As you go over small refinements, you will inevitably be adding commits that add small tweaks but do not bring any value for the code development history purposes (such as in your case last the last 4 commits).

In such cases, good practice is to squash those commits into the one commit. In your case, it would be git rebase -i HEAD~5 (you can read about interactive rebase here, for example https://itexus.com/glossary/git-rebase-interactive/ - and I am sure there are better/more comprehensive articles).

Also, the commit message has to be more informative, and, when PR corresponds to an existing issue, it should link to that issue (you can do it easily using github notation and just mention #97). After you squashed those 5 commits into 1, you can modify the commit message with git commit --amend. You would then need to force-push your branch to github with git push -f.

Finally, we use the convention to have prefix indicating the nature of the contribution. This is a good guide to follow: https://slicer.readthedocs.io/en/latest/developer_guide/contributing.html#how-to-write-commit-messages.

fedorov commented 3 months ago

@DanielaSchacherer I am happy to discuss the above on a call - I understand it can be confusing.
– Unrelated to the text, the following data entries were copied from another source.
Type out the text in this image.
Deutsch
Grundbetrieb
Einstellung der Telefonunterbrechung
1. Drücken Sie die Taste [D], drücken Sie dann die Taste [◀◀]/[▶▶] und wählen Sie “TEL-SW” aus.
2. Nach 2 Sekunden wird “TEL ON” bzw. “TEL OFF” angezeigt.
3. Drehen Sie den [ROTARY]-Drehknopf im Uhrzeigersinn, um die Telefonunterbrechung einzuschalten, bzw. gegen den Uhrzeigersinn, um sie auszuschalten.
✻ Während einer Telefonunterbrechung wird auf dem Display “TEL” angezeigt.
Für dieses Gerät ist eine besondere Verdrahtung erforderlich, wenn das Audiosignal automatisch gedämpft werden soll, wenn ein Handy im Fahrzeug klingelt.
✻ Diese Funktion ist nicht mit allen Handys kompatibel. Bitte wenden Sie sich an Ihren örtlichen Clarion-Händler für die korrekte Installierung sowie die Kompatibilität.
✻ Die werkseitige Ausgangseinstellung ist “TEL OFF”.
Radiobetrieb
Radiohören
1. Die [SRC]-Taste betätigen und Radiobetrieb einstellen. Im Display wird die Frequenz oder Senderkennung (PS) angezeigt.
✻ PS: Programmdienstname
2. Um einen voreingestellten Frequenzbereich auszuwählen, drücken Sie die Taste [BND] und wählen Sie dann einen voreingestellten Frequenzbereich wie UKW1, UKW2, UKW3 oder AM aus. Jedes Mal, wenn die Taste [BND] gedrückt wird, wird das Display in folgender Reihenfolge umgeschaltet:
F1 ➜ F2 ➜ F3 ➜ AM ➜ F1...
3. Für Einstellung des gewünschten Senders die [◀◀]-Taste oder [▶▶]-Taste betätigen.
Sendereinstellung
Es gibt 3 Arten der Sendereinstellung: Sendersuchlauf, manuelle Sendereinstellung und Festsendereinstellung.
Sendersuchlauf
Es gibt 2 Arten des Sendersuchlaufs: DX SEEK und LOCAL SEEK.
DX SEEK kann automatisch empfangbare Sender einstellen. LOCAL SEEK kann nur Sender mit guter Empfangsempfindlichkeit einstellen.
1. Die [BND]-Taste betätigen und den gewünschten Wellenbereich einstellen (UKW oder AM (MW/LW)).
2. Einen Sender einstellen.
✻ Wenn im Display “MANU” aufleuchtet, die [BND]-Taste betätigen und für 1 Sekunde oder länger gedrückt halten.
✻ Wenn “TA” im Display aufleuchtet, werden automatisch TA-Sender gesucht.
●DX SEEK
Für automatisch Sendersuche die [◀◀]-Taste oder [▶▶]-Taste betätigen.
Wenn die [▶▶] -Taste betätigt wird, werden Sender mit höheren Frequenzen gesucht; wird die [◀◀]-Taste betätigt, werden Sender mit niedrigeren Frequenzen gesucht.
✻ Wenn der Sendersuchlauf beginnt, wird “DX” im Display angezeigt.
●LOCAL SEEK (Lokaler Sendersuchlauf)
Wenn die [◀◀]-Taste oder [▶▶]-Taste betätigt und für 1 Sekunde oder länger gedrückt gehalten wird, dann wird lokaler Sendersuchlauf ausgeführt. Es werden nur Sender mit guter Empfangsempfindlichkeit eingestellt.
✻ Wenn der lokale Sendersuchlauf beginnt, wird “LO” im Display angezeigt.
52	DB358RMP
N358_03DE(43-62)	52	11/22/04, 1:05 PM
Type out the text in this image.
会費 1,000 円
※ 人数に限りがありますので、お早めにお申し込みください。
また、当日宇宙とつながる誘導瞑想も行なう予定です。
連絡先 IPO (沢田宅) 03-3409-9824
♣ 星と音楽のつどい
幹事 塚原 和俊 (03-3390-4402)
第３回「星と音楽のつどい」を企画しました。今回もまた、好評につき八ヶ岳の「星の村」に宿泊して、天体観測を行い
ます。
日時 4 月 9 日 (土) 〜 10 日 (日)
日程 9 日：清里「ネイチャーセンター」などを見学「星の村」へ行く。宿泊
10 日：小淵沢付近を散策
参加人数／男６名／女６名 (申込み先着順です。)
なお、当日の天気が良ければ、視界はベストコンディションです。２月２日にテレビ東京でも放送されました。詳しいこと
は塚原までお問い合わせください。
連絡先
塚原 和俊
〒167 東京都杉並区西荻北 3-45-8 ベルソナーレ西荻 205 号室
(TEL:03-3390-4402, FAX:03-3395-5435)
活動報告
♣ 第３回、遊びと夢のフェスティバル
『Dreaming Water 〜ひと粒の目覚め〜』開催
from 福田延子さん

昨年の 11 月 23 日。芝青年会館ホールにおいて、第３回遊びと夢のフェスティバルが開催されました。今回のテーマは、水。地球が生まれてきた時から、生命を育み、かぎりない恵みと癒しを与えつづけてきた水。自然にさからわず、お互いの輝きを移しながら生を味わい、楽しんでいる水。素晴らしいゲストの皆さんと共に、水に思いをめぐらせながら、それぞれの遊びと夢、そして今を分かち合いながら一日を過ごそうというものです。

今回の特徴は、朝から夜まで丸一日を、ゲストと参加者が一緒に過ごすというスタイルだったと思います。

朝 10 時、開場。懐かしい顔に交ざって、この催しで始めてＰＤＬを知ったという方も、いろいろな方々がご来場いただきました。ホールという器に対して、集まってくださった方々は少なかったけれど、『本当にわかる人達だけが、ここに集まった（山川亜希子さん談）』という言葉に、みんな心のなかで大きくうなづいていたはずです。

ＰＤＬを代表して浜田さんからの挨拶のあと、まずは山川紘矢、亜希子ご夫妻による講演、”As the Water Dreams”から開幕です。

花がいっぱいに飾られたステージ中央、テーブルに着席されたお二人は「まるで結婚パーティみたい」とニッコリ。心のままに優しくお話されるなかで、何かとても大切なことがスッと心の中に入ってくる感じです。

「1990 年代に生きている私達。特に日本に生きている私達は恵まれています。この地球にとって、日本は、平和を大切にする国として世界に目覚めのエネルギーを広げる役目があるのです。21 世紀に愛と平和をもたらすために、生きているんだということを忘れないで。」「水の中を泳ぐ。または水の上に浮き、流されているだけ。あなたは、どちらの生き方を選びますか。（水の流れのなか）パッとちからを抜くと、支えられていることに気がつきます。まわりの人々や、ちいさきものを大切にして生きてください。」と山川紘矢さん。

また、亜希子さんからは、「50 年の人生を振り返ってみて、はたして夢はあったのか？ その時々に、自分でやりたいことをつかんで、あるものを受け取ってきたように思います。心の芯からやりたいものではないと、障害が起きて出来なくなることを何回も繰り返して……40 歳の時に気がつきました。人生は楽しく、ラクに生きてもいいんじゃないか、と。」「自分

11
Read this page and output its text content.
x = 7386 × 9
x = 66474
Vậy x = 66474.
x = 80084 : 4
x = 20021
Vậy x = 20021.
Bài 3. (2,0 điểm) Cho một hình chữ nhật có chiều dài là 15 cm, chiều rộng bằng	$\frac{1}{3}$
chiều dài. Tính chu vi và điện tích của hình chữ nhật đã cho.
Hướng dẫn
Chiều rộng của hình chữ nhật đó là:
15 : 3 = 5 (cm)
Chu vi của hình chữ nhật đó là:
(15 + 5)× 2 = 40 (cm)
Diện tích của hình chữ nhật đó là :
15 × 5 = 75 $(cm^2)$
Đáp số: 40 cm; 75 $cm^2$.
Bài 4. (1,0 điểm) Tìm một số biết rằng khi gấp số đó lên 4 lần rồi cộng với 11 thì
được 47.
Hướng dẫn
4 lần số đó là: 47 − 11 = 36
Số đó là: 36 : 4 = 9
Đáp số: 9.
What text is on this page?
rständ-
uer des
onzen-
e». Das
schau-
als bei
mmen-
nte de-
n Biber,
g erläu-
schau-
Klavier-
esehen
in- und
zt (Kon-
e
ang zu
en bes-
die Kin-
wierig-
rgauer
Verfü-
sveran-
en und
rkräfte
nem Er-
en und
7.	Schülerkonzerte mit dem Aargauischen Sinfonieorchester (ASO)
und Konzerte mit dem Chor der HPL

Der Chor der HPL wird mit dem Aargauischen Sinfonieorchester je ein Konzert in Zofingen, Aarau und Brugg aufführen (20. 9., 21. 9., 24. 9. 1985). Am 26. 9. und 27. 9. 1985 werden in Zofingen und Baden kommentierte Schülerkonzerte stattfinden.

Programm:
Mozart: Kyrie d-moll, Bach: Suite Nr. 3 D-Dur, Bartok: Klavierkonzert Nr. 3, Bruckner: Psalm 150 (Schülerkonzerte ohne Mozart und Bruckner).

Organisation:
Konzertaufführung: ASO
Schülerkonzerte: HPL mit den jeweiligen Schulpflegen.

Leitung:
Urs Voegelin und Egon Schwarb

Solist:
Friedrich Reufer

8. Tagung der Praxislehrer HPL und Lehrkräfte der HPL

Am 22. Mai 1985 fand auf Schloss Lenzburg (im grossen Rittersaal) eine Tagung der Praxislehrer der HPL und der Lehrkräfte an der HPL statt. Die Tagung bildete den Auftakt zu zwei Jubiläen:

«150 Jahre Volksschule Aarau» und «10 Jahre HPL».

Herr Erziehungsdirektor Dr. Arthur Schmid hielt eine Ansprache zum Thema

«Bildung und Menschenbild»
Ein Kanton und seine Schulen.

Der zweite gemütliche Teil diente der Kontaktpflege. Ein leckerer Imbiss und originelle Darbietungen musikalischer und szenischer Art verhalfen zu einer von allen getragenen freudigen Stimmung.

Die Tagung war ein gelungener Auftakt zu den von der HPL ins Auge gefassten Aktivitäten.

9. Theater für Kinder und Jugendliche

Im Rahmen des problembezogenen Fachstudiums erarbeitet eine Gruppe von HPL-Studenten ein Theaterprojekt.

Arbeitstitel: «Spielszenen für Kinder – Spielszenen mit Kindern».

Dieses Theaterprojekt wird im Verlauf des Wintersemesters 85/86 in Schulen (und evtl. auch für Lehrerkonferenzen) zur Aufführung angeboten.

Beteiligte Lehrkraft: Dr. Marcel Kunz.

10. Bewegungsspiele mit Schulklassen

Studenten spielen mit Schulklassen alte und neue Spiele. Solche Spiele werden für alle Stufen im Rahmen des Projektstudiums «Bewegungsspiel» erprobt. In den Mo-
DanielaSchacherer commented 3 months ago

Note: I experienced a problem with accessing github assets, as there appears to be an API limit (error 403). That's why one of the test fails. Also as a note: I changed the code to only consider parquet files, instead of parquet and csv. Is that alright?

vkt1414 commented 3 months ago

Note: I experienced a problem with accessing github assets, as there appears to be an API limit (error 403). That's why one of the test fails.

There is a limit of 60 requests per hour.

https://docs.github.com/en/rest/using-the-rest-api/rate-limits-for-the-rest-api?apiVersion=2022-11-28#primary-rate-limit-for-unauthenticated-users

Also as a note: I changed the code to only consider parquet files, instead of parquet and csv. Is that alright?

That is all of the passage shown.